Cortar vidrio extremadamente grueso es un proceso difícil. Si el vidrio está frío, la rueda de corte debe luchar contra una superficie rígida y resistente. Inmediatamente se notan los efectos negativos: los bordes del vidrio comienzan a astillarse, y las cuchillas se desgastan mucho más rápido de lo normal. Es algo realmente problemático y también representa un desperdicio de dinero.
Encontramos una forma mejor de hacerlo. En lugar de obligar a la rueda de corte a hacer todo el trabajo, utilizamos lámparas de onda corta infrarroja para ablandar el vidrio justo antes de que la cuchilla lo golpee.
La clave está en esto: las lámparas de calor convencionales solo calientan la superficie del vidrio, lo cual no sirve de nada cuando se trata de un vidrio muy grueso. Pero las lámparas de onda corta infrarroja logran penetrar profundamente en el vidrio. Al aplicar calor en esa área específica, se reduce la tensión interna del material.
De repente, la rueda de corte ya no tiene que luchar contra el vidrio; simplemente se desliza sobre él. El corte resulta mucho más limpio, y las cuchillas duran mucho más tiempo, ya que no tienen que soportar el impacto contra un material frío y frágil como el sílice.
Para que esto funcione, utilizamos elementos halógenos de cuarzo de alta potencia. Estos elementos son lo suficientemente potentes como para penetrar varios milímetros de vidrio, incluso cuando la máquina funciona a alta velocidad.

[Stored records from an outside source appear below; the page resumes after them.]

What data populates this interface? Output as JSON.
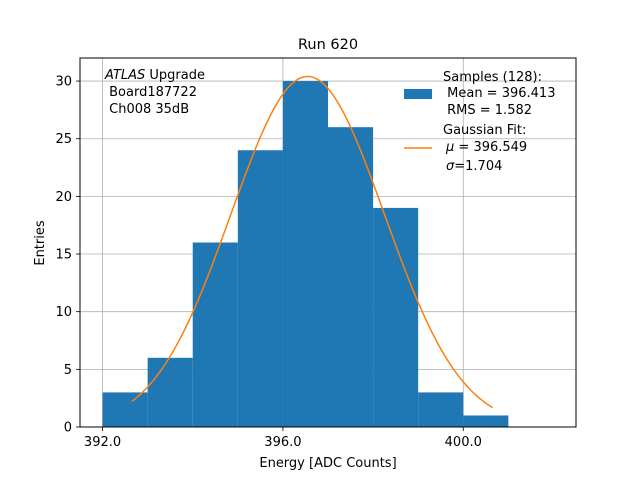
{
  "chart_data": {
    "type": "bar",
    "title": "Run 620",
    "xlabel": "Energy [ADC Counts]",
    "ylabel": "Entries",
    "xlim": [
      391.5,
      402.5
    ],
    "ylim": [
      0,
      32
    ],
    "grid": true,
    "xticks": [
      392.0,
      396.0,
      400.0
    ],
    "xtick_labels": [
      "392.0",
      "396.0",
      "400.0"
    ],
    "yticks": [
      0,
      5,
      10,
      15,
      20,
      25,
      30
    ],
    "ytick_labels": [
      "0",
      "5",
      "10",
      "15",
      "20",
      "25",
      "30"
    ],
    "bin_edges": [
      392,
      393,
      394,
      395,
      396,
      397,
      398,
      399,
      400,
      401
    ],
    "counts": [
      3,
      6,
      16,
      24,
      30,
      26,
      19,
      3,
      1
    ],
    "bar_color": "#1f77b4",
    "fit": {
      "type": "gaussian",
      "mu": 396.549,
      "sigma": 1.704,
      "amplitude": 30.4,
      "x_range": [
        392.65,
        400.65
      ],
      "color": "#ff7f0e"
    },
    "annotation": {
      "italic": "ATLAS",
      "line1_rest": " Upgrade",
      "line2": " Board187722",
      "line3": " Ch008 35dB"
    },
    "legend": {
      "placement": "top-right",
      "samples_title": "Samples (128):",
      "samples_mean": " Mean = 396.413",
      "samples_rms": " RMS = 1.582",
      "fit_title": "Gaussian Fit:",
      "fit_mu_symbol": "μ",
      "fit_mu_text": " = 396.549",
      "fit_sigma_symbol": "σ",
      "fit_sigma_text": "=1.704"
    }
  }
}
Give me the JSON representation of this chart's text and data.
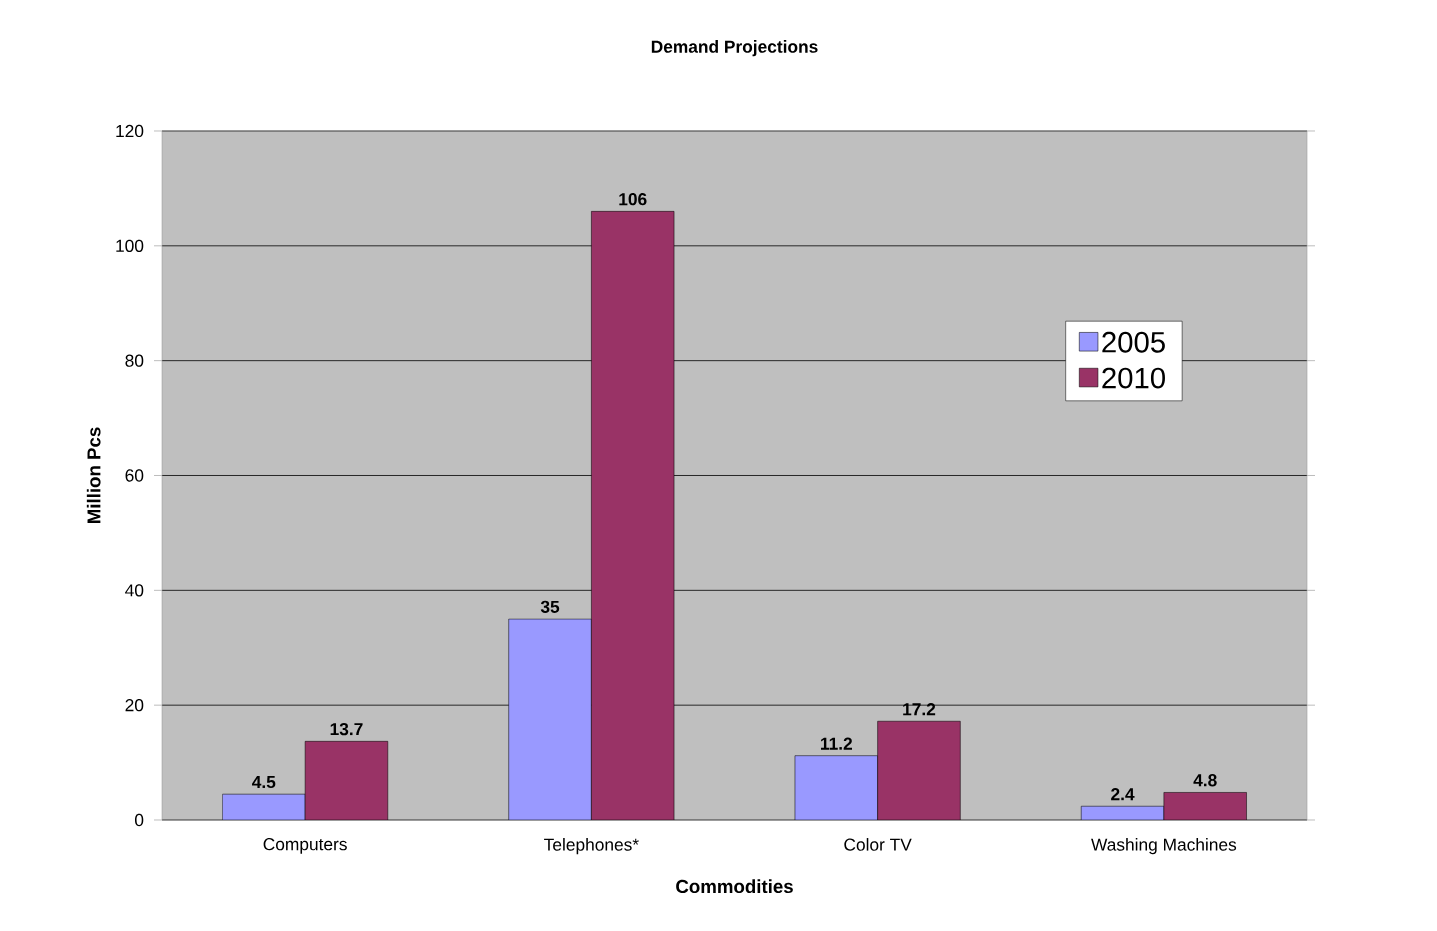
{
  "chart_data": {
    "type": "bar",
    "title": "Demand Projections",
    "xlabel": "Commodities",
    "ylabel": "Million Pcs",
    "categories": [
      "Computers",
      "Telephones*",
      "Color TV",
      "Washing Machines"
    ],
    "series": [
      {
        "name": "2005",
        "color": "#9999ff",
        "values": [
          4.5,
          35,
          11.2,
          2.4
        ]
      },
      {
        "name": "2010",
        "color": "#993366",
        "values": [
          13.7,
          106,
          17.2,
          4.8
        ]
      }
    ],
    "ylim": [
      0,
      120
    ],
    "yticks": [
      0,
      20,
      40,
      60,
      80,
      100,
      120
    ],
    "grid": "y",
    "legend": "right",
    "data_labels": true
  }
}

Estas lámparas se calientan casi al instante, por lo que la zona de calor permanece perfectamente sincronizada con la cabeza de corte.
Pero hay que tener cuidado. Se trata de encontrar un equilibrio. Si se aumenta demasiado la temperatura o se mueve la cabeza demasiado lentamente, existe el riesgo de un choque térmico. Eso hace que el vidrio se agriete en la dirección que no se quería. Se necesita un sistema de control que relacione directamente la intensidad de la luz con la velocidad de movimiento de la cabeza de corte.
En el taller, siempre hay poco espacio. Por eso montamos las lámparas de manera precisa, justo frente a la herramienta, y las conectamos a un controlador PID para mantener la temperatura estable.
De esta manera, lo que era un proceso difícil se convierte en algo sencillo.